Working for Justice in West Harlem
New York, 1994 - present day

Photo of advocates from West Harlem Environmental Action
Advocates from the community group West Harlem Environmental Action, at a New York City event.

The Challenge: New York City's West Harlem community, like many other low-income communities of color around the nation, has faced health risks and other environmental injustices that wealthy neighborhoods rarely encounter -- odors from a poorly managed sewage treatment plant, increased air pollution from a proposed bus depot, and exposure to toxic chemicals from the pesticides used in public housing. The community found a rallying point in the poorly managed North River Sewage Treatment Plant, which had been spewing foul odors and causing respiratory problems for local residents since opening in 1986. West Harlem Environmental Action (WE ACT) formed in 1988 as an all-volunteer group to address the problems caused by the sewage plant and proposed bus depot.

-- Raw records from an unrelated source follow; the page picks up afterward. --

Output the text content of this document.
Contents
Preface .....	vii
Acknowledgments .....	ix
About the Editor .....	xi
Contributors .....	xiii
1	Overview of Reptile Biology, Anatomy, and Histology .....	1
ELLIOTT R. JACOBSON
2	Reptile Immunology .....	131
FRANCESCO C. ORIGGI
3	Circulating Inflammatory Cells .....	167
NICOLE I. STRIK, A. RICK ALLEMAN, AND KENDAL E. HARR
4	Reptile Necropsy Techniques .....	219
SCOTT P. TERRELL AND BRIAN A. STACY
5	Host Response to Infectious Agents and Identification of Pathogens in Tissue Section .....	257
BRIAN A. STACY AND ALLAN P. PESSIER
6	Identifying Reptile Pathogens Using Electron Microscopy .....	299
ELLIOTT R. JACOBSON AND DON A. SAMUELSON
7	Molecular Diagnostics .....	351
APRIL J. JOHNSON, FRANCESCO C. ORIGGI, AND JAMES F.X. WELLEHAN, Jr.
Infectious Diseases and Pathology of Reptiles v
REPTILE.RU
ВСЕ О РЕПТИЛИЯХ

Working Together: Despite years of talks, public demonstrations and scientific documentation of the problems caused by the plant, the city remained unresponsive to the needs of West Harlem residents. "Basically, the city was giving them the run-around," says NRDC senior attorney Eric Goldstein. Goldstein and NRDC joined WE ACT in a lawsuit against the city in 1992. The case ended in a $1.1 million settlement, and gave the community legal leverage to force improvements to the plant. The settlement money was put into a trust fund to address the community's environmental and health problems. WE ACT hired its first three permanent staff members with a grant from the fund and is now a leading environmental justice organization in the region. Goldstein was invited to join the WE ACT board and the two groups continue to collaborate on environmental justice issues.

Today: In recent years, NRDC and WE ACT have been working together to reduce children's exposure to harmful pesticides in public housing. In October 2003, NRDC partnered with several groups, including WE ACT and the Children's Environmental Health Network, and petitioned the Department of Housing and Urban Development (HUD) to avoid toxic pesticides and implement integrated pest management in its 1.3 million public housing units. And in August of 2005, thanks to another WE ACT/NRDC lawsuit, a federal judge found that the Environmental Protection Agency had failed to protect children from exposure to rat poisons, and directed the agency to require chemical manufacturers to strengthen safeguards with the use of protective measures such as a bittering agent. "This court victory marks an important step towards protecting children in communities of color," said Peggy Shepard, founder and executive director of WE ACT. "The basic safety measure required by the court today will protect children from poisoning while still allowing communities to control rats."